Homebrew Talk - Beer, Wine, Mead, & Cider Brewing Discussion Forum

Help Support Homebrew Talk - Beer, Wine, Mead, & Cider Brewing Discussion Forum:

This site may earn a commission from merchant affiliate links, including eBay, Amazon, and others.

WildernessBrewing

Well-Known Member
Joined
Aug 19, 2015
Messages
74
Reaction score
15
Location
Asheville
Looking for advice on a dry hop schedule for a pale ale that just finished with primary fermentation. It's a Columbus, Cascade, Amarillo pale at about 30 IBUs. SG of 1.052 and finished at 1.009 with WLP051. I'll be kegging and serving it at an event on the 15th of September, so I have a little less than 2 weeks to decide my dry hopping and cold crashing schedule before kegging on or around the 10th.

I'm trying to decide which hops to dry hop with. I have 1 oz each of Centennial and Columbus on hand and I think they'd go well together, but I'm wondering if adding in 1-2 oz of Amarillo would be worth doing too? Or maybe skip the Centennial and just do Columbus and Amarillo? This is my first time dry hopping with Amarillo but from commercial offerings I know I can expect some grapefruit and citrus notes while the Columbus will be more dank and floral. Anyone else have some favorite dry hop combos with Columbus and/or Amarillo?

I'm also trying to decide if I want to dry hop in the keg or not. I normally do, but since the keg will be moved to another location before serving, I'm planning on kegging it after cold crash and then doing a closed transfer to another purged keg to get rid of as much sediment as possible. Seems like in that case it might be better to dry hop in primary before crashing instead?

Any thoughts are appreciated. Thanks!
 
Last edited:
Amarillo is awesome. Personally, I'd go with Amarillo and Centennial in equal parts and skip the Columbus entirely. I think it's a good hop in the boil but in the dry hop I find it somewhat overpowering and distracting from the fruitiness of Amarillo and Centennial.

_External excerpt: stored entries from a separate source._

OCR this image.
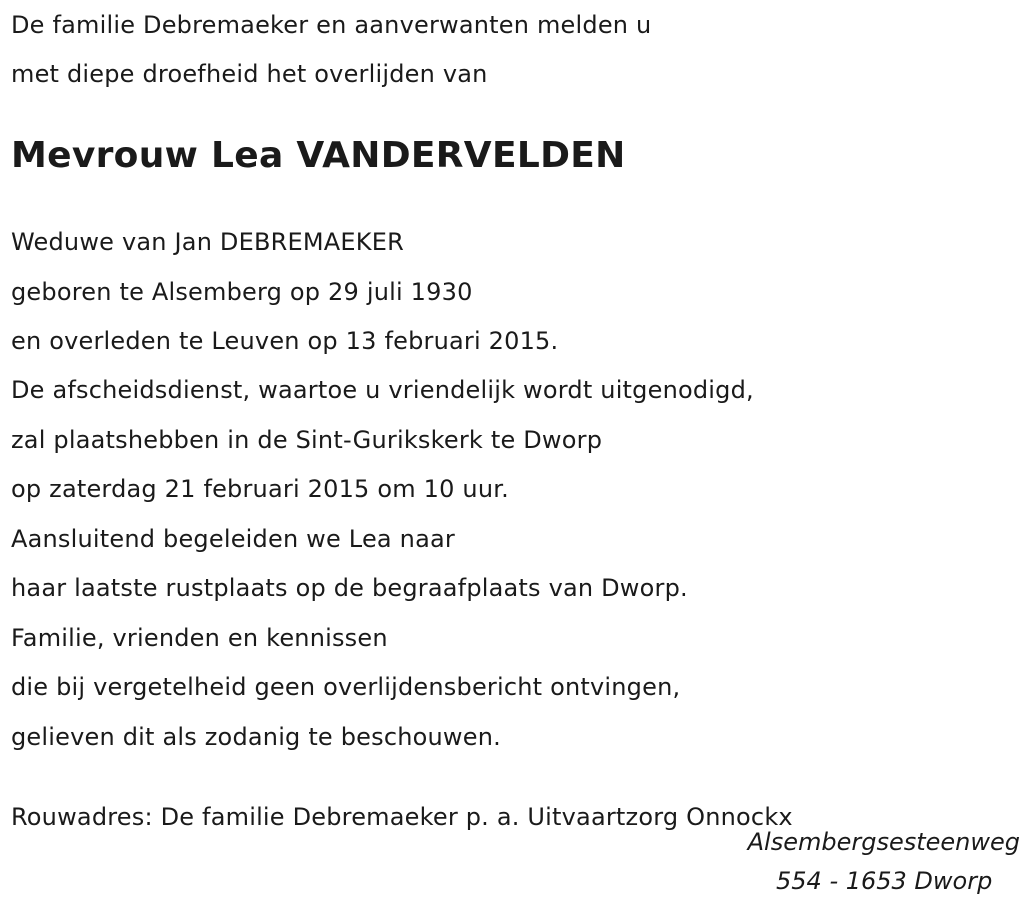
De familie Debremaeker en aanverwanten melden u
met diepe droefheid het overlijden van
Mevrouw Lea VANDERVELDEN
Weduwe van Jan DEBREMAEKER
geboren te Alsemberg op 29 juli 1930
en overleden te Leuven op 13 februari 2015.
De afscheidsdienst, waartoe u vriendelijk wordt uitgenodigd,
zal plaatshebben in de Sint-Gurikskerk te Dworp
op zaterdag 21 februari 2015 om 10 uur.
Aansluitend begeleiden we Lea naar
haar laatste rustplaats op de begraafplaats van Dworp.
Familie, vrienden en kennissen
die bij vergetelheid geen overlijdensbericht ontvingen,
gelieven dit als zodanig te beschouwen.
Rouwadres: De familie Debremaeker p. a. Uitvaartzorg Onnockx
Alsembergsesteenweg
554 - 1653 Dworp
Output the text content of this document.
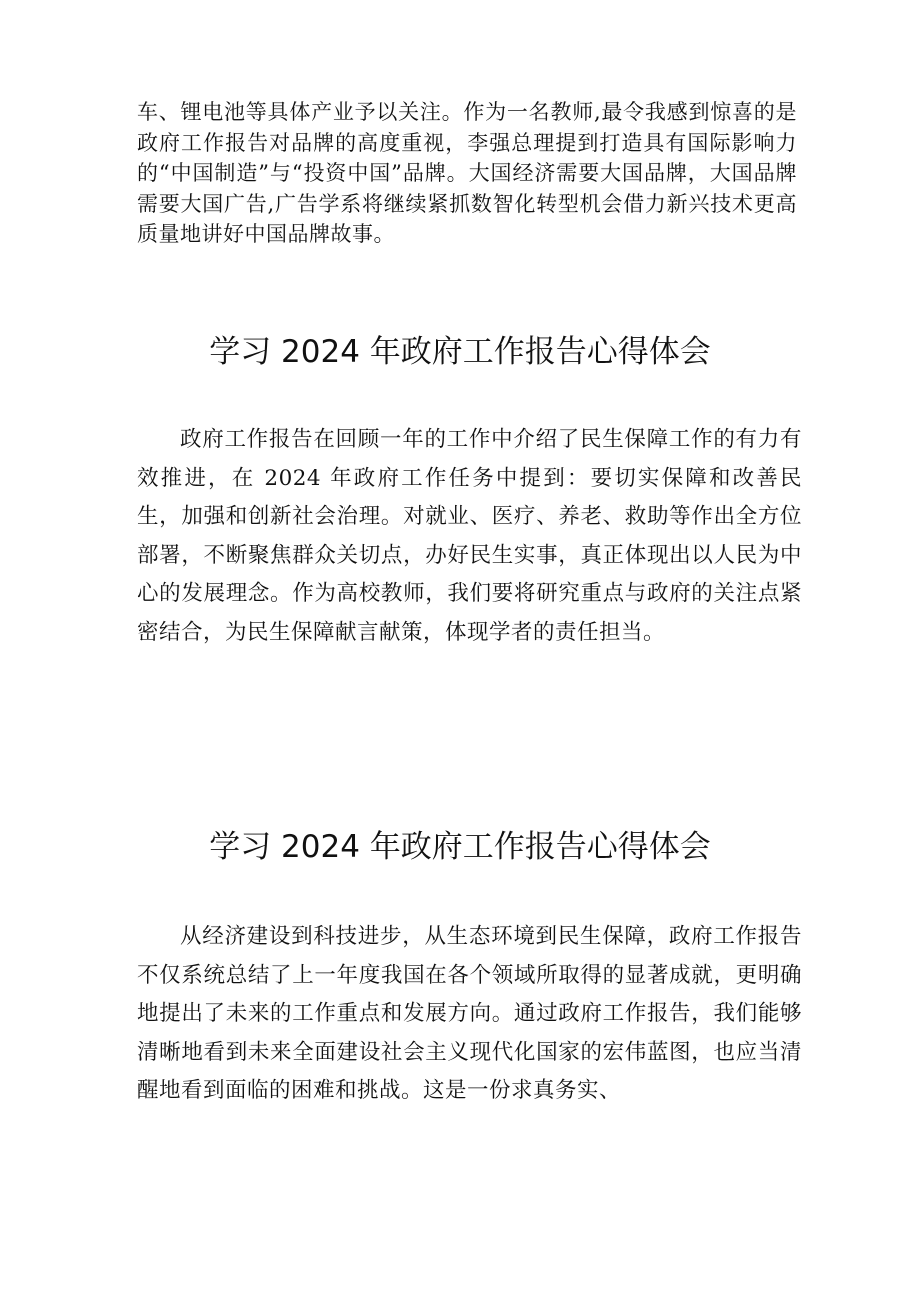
车、锂电池等具体产业予以关注。作为一名教师,最令我感到惊喜的是政府工作报告对品牌的高度重视，李强总理提到打造具有国际影响力的“中国制造”与“投资中国”品牌。大国经济需要大国品牌，大国品牌需要大国广告,广告学系将继续紧抓数智化转型机会借力新兴技术更高质量地讲好中国品牌故事。

学习 2024 年政府工作报告心得体会

政府工作报告在回顾一年的工作中介绍了民生保障工作的有力有效推进，在 2024 年政府工作任务中提到：要切实保障和改善民生，加强和创新社会治理。对就业、医疗、养老、救助等作出全方位部署，不断聚焦群众关切点，办好民生实事，真正体现出以人民为中心的发展理念。作为高校教师，我们要将研究重点与政府的关注点紧密结合，为民生保障献言献策，体现学者的责任担当。

学习 2024 年政府工作报告心得体会

从经济建设到科技进步，从生态环境到民生保障，政府工作报告不仅系统总结了上一年度我国在各个领域所取得的显著成就，更明确地提出了未来的工作重点和发展方向。通过政府工作报告，我们能够清晰地看到未来全面建设社会主义现代化国家的宏伟蓝图，也应当清醒地看到面临的困难和挑战。这是一份求真务实、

Also, I'd dry hop in the serving keg but I'd also bag it. Then it doesn't matter how much you move it around. That's my two cents.
 
Amarillo is awesome. Personally, I'd go with Amarillo and Centennial in equal parts and skip the Columbus entirely. I think it's a good hop in the boil but in the dry hop I find it somewhat overpowering and distracting from the fruitiness of Amarillo and Centennial. Also, I'd dry hop in the serving keg but I'd also bag it. Then it doesn't matter how much you move it around. That's my two cents.

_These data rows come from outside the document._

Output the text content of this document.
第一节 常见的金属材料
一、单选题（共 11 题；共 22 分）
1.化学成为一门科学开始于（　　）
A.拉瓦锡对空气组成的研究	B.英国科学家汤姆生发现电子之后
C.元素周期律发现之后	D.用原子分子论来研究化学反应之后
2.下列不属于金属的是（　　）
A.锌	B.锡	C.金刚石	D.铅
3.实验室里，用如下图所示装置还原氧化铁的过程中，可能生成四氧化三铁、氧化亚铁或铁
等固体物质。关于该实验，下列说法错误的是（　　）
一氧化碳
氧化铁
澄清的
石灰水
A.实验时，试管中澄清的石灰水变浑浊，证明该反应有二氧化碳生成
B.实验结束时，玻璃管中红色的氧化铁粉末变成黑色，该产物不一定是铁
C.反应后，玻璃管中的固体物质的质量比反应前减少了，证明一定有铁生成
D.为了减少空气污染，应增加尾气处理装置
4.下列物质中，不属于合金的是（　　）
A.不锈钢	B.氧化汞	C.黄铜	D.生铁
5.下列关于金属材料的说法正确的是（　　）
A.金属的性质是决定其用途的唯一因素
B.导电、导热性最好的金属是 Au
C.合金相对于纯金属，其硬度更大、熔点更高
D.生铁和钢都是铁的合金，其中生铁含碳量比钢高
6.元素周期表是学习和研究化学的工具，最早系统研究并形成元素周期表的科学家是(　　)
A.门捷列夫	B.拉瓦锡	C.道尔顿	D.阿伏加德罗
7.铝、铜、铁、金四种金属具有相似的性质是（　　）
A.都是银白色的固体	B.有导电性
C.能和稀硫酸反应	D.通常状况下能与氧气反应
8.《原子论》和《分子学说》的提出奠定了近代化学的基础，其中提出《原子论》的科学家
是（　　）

Awesome thanks for the input. I think I'll pick some more Amarillo up tomorrow. I'm wondering if 2ozs of Amarillo will be too fruity in mid 5% abv pale. Especially since it was fermented with Cali V, which produces fruity esters.
 
Awesome thanks for the input. I think I'll pick some more Amarillo up tomorrow. I'm wondering if 2ozs of Amarillo will be too fruity in mid 5% abv pale.

It depends on your definition of "too fruity". :) Personally, I'm a total hop head. I spent a year trying to clone Bissell Brothers' Swish DIPA and, when I finally nailed it, it took a 7 oz whirlpool and 9 oz of dry hops in two stages for a 5 gallon, 8% beer. I'd do 2 oz of each in the dry hop but if you prefer yours toned down a little, you could start with 1 oz of each (or 2 oz of Amarillo) in the dry hop and still have a very nice and potent aroma and taste. If it doesn't come up to where you want it, repeat it.
 
It depends on your definition of "too fruity". :) Personally, I'm a total hop head. I spent a year trying to clone Bissell Brothers' Swish DIPA and, when I finally nailed it, it took a 7 oz whirlpool and 9 oz of dry hops in two stages for a 5 gallon, 8% beer. I'd do 2 oz of each in the dry hop but if you prefer yours toned down a little, you could start with 1 oz of each (or 2 oz of Amarillo) in the dry hop and still have a very nice and potent aroma and taste. If it doesn't come up to where you want it, repeat it.
Hi, would you be willing to share your swish recipe? I've been trying to nail this one down for a while. As well.